Over the last year as You have taken me into Yourself so deeply, drawing me into such an intimate relationship with You, loving me, cherishing me, pouring out Your Spirit on me, day after day, night after night, never leaving me alone, just You and me, I began to see.  I began to see a God that put me in a type of cocoon, wrapped so tightly in Your love that it was no longer easy for the enemy to come in and give me any doubts of Your love.  I know You love me.  I know You are taking care of me in ways unknown to mortal man.  Spiritual envelopment, totally one with You, not letting me slip into any form of mind that is not of You. When the enemy comes, I know all I have to do is ask You to protect my mind, to put a shield around my mind, to let no thoughts contrary to Your Word enter there.
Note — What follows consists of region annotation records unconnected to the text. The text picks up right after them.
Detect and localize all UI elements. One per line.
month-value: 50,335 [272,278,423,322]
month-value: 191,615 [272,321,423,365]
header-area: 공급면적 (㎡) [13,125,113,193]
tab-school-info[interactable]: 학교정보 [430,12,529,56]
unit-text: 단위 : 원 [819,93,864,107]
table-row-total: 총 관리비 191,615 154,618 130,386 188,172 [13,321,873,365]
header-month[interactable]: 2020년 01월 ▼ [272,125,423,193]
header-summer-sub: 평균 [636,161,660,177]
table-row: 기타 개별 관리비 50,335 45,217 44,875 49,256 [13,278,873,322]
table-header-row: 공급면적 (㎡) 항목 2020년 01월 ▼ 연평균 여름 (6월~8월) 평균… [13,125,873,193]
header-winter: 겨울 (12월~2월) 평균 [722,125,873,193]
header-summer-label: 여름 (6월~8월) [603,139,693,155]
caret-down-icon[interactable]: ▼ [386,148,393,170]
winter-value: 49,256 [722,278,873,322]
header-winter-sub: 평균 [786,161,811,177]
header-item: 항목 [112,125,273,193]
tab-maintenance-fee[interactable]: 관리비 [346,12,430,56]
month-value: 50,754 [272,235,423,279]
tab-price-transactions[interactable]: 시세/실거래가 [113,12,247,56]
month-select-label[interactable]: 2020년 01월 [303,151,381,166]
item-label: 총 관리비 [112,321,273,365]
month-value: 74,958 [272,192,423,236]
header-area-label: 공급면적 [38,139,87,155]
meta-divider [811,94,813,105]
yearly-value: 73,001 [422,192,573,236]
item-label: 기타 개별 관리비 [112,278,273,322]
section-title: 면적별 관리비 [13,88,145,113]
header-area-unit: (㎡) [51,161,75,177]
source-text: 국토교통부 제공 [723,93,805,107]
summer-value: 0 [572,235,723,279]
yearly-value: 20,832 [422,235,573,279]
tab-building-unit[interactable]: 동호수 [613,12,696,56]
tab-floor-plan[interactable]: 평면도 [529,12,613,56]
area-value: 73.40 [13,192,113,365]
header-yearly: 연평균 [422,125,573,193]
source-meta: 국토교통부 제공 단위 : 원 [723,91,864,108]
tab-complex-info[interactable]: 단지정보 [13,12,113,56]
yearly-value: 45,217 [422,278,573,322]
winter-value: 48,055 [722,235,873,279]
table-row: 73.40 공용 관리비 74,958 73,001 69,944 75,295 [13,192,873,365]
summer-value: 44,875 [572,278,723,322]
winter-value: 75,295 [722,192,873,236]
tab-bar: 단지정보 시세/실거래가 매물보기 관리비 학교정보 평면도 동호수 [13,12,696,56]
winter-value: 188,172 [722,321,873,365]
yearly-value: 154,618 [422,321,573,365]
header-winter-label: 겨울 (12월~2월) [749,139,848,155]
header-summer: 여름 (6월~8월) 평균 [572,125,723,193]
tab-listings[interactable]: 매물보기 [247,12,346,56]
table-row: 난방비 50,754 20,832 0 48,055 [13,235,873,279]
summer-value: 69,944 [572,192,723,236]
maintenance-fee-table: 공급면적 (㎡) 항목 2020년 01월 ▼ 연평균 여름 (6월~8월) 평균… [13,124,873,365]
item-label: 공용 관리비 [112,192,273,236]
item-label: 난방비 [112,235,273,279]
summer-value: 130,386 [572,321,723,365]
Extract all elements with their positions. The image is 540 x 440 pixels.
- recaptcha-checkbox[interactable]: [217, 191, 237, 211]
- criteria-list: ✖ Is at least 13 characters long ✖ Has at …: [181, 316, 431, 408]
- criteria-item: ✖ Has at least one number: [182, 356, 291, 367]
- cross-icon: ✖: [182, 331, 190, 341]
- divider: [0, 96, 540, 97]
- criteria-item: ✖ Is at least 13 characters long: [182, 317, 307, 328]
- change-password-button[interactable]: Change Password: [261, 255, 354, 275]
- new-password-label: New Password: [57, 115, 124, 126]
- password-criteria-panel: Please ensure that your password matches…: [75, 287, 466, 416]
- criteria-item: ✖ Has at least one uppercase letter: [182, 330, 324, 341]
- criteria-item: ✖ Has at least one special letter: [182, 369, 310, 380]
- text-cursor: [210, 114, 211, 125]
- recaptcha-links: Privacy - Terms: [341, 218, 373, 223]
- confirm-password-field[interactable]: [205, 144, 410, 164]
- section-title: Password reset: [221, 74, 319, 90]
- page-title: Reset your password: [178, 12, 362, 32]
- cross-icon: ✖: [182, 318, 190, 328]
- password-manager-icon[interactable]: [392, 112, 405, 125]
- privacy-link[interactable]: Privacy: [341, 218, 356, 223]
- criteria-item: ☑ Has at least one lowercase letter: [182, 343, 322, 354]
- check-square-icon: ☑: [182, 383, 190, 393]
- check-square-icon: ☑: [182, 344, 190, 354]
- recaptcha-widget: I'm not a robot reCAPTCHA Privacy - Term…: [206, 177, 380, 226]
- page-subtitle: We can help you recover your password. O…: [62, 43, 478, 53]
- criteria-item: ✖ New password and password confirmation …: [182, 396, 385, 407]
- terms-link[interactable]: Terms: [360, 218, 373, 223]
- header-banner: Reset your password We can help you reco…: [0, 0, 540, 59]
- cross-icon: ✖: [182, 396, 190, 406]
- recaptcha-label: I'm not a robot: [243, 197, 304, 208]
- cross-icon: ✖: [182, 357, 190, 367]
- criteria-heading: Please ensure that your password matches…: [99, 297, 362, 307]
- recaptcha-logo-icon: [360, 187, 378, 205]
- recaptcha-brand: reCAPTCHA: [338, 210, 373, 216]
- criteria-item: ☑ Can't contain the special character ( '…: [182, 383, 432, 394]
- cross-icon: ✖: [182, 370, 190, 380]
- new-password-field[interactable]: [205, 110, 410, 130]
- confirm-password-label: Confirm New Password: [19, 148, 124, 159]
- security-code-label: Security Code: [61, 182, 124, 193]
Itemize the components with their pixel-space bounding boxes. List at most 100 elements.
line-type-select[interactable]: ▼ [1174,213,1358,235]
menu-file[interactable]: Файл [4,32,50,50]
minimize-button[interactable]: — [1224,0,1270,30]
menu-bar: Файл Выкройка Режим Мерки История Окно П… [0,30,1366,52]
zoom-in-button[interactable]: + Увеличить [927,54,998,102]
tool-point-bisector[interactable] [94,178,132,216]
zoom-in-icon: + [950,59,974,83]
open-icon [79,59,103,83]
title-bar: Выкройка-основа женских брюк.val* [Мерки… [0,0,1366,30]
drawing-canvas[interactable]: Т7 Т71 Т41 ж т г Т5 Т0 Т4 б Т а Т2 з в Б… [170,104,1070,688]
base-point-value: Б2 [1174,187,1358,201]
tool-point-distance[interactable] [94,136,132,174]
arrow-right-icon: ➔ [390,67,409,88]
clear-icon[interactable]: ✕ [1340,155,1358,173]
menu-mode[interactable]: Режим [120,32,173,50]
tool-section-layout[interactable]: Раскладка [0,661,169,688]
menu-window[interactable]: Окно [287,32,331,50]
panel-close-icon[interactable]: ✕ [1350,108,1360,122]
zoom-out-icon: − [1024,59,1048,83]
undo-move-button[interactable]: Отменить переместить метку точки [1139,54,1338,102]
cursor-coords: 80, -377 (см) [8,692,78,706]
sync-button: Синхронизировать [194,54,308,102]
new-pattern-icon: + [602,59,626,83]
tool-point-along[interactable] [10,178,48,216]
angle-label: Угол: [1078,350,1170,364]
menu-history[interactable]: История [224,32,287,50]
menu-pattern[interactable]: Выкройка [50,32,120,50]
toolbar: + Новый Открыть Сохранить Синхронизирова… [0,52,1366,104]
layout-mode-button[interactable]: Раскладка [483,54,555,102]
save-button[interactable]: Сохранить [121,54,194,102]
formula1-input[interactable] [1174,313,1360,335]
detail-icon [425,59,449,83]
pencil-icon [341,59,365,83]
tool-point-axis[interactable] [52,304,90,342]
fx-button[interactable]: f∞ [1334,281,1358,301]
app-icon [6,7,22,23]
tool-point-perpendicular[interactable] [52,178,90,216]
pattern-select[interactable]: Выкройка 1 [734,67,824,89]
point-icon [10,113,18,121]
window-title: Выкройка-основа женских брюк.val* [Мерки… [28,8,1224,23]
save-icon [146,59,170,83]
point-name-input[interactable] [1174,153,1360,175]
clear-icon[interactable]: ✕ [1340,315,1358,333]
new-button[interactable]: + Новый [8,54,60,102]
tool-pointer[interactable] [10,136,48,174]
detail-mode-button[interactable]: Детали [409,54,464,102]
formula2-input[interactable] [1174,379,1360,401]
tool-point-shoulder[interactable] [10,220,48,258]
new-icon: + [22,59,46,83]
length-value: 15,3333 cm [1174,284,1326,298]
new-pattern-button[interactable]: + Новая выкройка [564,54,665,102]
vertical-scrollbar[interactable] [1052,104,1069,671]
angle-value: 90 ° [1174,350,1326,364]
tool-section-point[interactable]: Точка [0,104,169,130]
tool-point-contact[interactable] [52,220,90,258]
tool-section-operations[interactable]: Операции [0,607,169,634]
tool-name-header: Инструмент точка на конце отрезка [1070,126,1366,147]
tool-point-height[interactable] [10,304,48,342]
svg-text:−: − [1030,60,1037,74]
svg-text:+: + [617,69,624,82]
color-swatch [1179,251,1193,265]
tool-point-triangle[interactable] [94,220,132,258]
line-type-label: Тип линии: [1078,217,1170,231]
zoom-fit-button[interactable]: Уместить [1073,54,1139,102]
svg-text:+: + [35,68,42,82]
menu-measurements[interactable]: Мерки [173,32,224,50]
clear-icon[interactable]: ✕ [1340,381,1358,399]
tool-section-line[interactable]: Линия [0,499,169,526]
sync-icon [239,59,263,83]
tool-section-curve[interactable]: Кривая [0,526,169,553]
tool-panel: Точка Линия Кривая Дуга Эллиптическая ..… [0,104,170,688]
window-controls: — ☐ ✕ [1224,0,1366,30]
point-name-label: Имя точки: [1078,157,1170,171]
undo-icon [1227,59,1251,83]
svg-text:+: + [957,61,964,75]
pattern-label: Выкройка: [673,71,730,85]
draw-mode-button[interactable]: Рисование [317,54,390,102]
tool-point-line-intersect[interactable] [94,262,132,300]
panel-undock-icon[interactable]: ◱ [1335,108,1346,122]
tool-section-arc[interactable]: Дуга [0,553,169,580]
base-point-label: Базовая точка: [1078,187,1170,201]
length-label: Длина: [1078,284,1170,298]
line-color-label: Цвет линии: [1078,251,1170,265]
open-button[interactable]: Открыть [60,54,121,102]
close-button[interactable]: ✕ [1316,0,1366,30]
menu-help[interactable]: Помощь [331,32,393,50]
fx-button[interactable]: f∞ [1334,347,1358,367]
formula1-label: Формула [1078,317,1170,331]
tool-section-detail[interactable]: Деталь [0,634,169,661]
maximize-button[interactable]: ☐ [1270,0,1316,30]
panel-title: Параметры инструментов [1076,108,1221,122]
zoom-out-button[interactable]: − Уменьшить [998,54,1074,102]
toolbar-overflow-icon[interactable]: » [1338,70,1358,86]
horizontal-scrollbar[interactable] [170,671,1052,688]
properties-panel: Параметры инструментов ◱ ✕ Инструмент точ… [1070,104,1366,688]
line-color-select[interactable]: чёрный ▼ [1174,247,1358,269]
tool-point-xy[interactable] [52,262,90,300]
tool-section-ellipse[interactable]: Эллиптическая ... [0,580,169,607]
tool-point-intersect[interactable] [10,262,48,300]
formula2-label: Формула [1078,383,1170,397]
And now I can say I know that I know.  I have complete faith in You, my Lord. Total trust in my Lord, the God that created me to be His worshiper.  From the beginning of time You knew I would worship You, and You waited until You were my hearts desire, and then You closed the deal.  The covenant You made with me is completed, finished, and there is no breaking of what was placed in my heart; I will never go from You my God; Never.

I know You are my Redeemer, I know You are my Comforter, I know You are my Savior, I know You are my Shield and my Rock, I know You love me and I know You are my Bridegroom, Who will be returning for me one day soon.  This 10th day of September, 2011, this day, and forever, my Beloved Lord, I know that I know.